Wednesday, 11 January 2012

fun with scissors and sticky tape

Tonight I went to the library after work.  They've got a great long bench that I've used for cutting out fabric in the past. 

I sat down with my paper scissors and sticky tape and put together the A4 sheets of paper that the pattern was printed on.  Then I measured the waistline.  11 & 5/8" per each half.  then I worked out how much difference I'd need, and typing this I realised that I forgot to allow a gap in the back of the finished corset. {foreheaddesk}.  So I'm going to have to remove 1" from these 5 pattern pieces.

I didn't divide the total difference by 5, as there are 3 pieces in the front half, and only 2 in the back.  So I split the increase into 2 - equal amounts into the front and the back.  So the front pieces were increased by 1/3 of the quarter body difference, and the back 2 pieces increased by 1/2 of the quarter body difference.  I hope that makes sense to you!

This is what they looked like when I'd done.  I'm also going to extend the upper edge by 4 or 5cm, so that the Huge Tracts of Land are supported by this corset.

Monday, 9 January 2012

tick: enlarge pattern to original size of garment

Today I stayed a bit late at work and scanned & enlarged the pattern using Paint.

What I do is scan and save it as a jpeg.  Then I open the file using Paint.  Print it out once to work out the proportion I need to enlarge it and change that in Print Setup, as well as reduce the margins to as small as possible.

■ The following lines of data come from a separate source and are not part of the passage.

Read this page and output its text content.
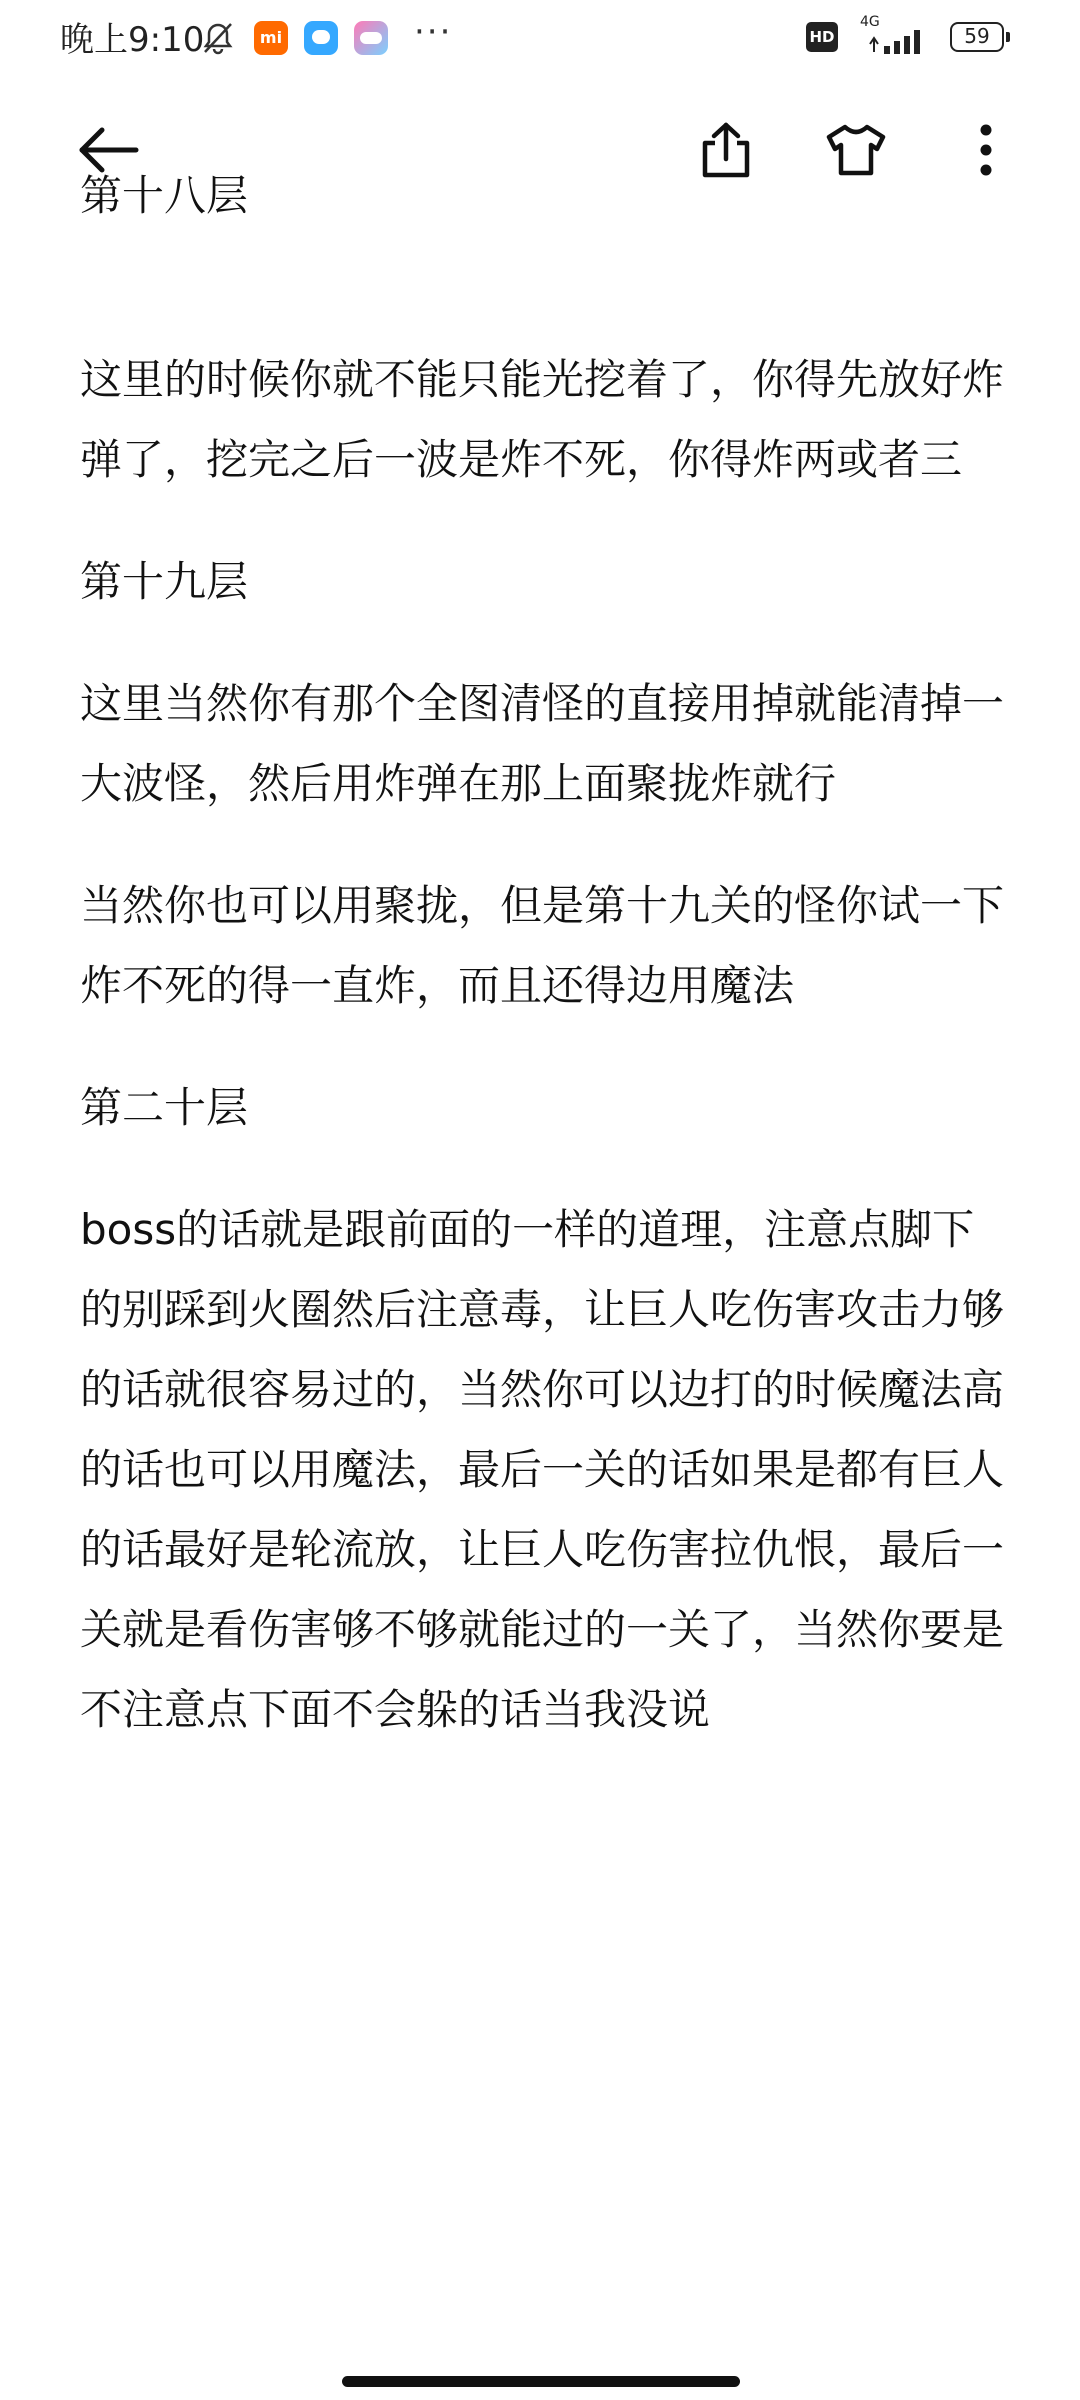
晚上9:10	mi	···	HD
4G
59
第十八层

这里的时候你就不能只能光挖着了，你得先放好炸弹了，挖完之后一波是炸不死，你得炸两或者三

第十九层

这里当然你有那个全图清怪的直接用掉就能清掉一大波怪，然后用炸弹在那上面聚拢炸就行

当然你也可以用聚拢，但是第十九关的怪你试一下炸不死的得一直炸，而且还得边用魔法

第二十层

boss的话就是跟前面的一样的道理，注意点脚下的别踩到火圈然后注意毒，让巨人吃伤害攻击力够的话就很容易过的，当然你可以边打的时候魔法高的话也可以用魔法，最后一关的话如果是都有巨人的话最好是轮流放，让巨人吃伤害拉仇恨，最后一关就是看伤害够不够就能过的一关了，当然你要是不注意点下面不会躲的话当我没说
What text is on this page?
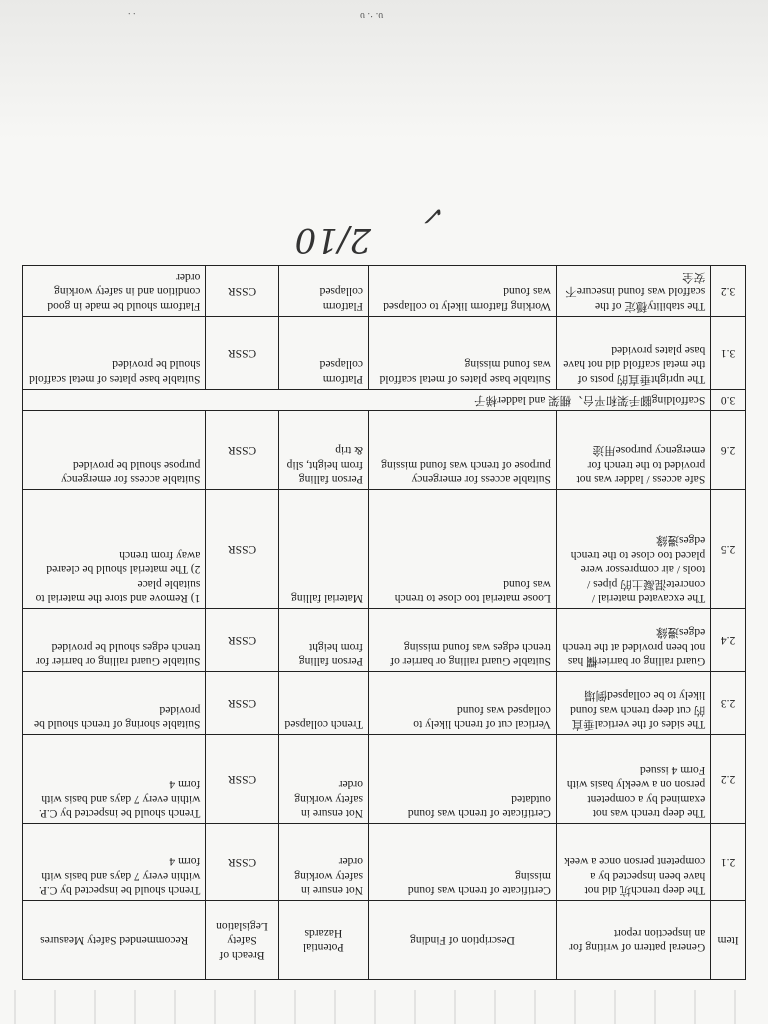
. .	υ. ·. υ
Item	General pattern of writing for an inspection report	Description of Finding	Potential Hazards	Breach of Safety Legislation	Recommended Safety Measures
2.1	The deep trench坑 did not have been inspected by a competent person once a week	Certificate of trench was found missing	Not ensure in safety working order	CSSR	Trench should be inspected by C.P. within every 7 days and basis with form 4
2.2	The deep trench was not examined by a competent person on a weekly basis with Form 4 issued	Certificate of trench was found outdated	Not ensure in safety working order	CSSR	Trench should be inspected by C.P. within every 7 days and basis with form 4
2.3	The sides of the vertical垂直的 cut deep trench was found likely to be collapsed倒塌	Vertical cut of trench likely to collapsed was found	Trench collapsed	CSSR	Suitable shoring of trench should be provided
2.4	Guard railing or barrier欄 has not been provided at the trench edges邊緣	Suitable Guard railing or barrier of trench edges was found missing	Person falling from height	CSSR	Suitable Guard railing or barrier for trench edges should be provided
2.5	The excavated material / concrete混凝土的 pipes / tools / air compressor were placed too close to the trench edges邊緣	Loose material too close to trench was found	Material falling	CSSR	1) Remove and store the material to suitable place
2) The material should be cleared away from trench
2.6	Safe access / ladder was not provided to the trench for emergency purpose用途	Suitable access for emergency purpose of trench was found missing	Person falling from height, slip & trip	CSSR	Suitable access for emergency purpose should be provided
3.0	Scaffolding腳手架和平台、棚架 and ladder梯子				
3.1	The upright垂直的 posts of the metal scaffold did not have base plates provided	Suitable base plates of metal scaffold was found missing	Platform collapsed	CSSR	Suitable base plates of metal scaffold should be provided
3.2	The stability穩定 of the scaffold was found insecure不安全	Working flatform likely to collapsed was found	Flatform collapsed	CSSR	Flatform should be made in good condition and in safety working order
2/10
✓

Today I had to fine tune cos it was slightly too small - it came to 197.49%, and I went with 197 when 198 worked just fine.

I measure the scale over several inches (at least 3) just to make sure it's as close to accurately scaled as possible.

Came home & stared sewing the 1st regency chemise. Got about 1/3rd of the way and felt my energy plummet. So I stopped sewing before I made a silly mistake.

Tomorrow night I'll take the pattern pieces together & measure the waist & hip to see what they are.

the probable fabric for my Austerity corset

I located the cotton I bought 4m of around 2 years ago.  It's a tightly woven cotton, with the stripes about 1.5cm or 5/8th inch wide.  There's plenty and I thought it would be useful for 20th century underpinnings. 

I also have pale putty green canvas that I got for an edwardian corset - might use it for the denim 1890-1910 corset in Salen's book.  I've scaled that pattern up already, but don't think it's suitable for this sew along.

Saturday, 7 January 2012

not so Utility corset

I'm sewing along with the 1911 corset sew along as it's possibly the only titanic related event I'll get to this year ... however tenuously linked.  There's an 10 course dinner in the Blue Mountains, however it's the same weekend as JAFA so I'll be in Canberra. I'd love to do both but without teleportation it can't happen.

I'm going to be a little non-conformist and sew the 1918 Utility 1917 Austerity corset from Jill Salen's Corsets.  I've long wanted to sew my way through all the pretties and the less pretty, so I'm seizing the opportunity.

I'll not need to use hessian like textile, phew I can afford better than that. I'll do the patterning next week as my local library has printer issues since xmas. :(

I'm cutting out  the 1790 Jumps tomorrow :D   I'm using a single layer coutil with steel bones and metal eyelets.  mwa ha ha ha.  I'm such a lazy re-enactor.   My group's costume authority will allow it cos it's internal and not external clothing.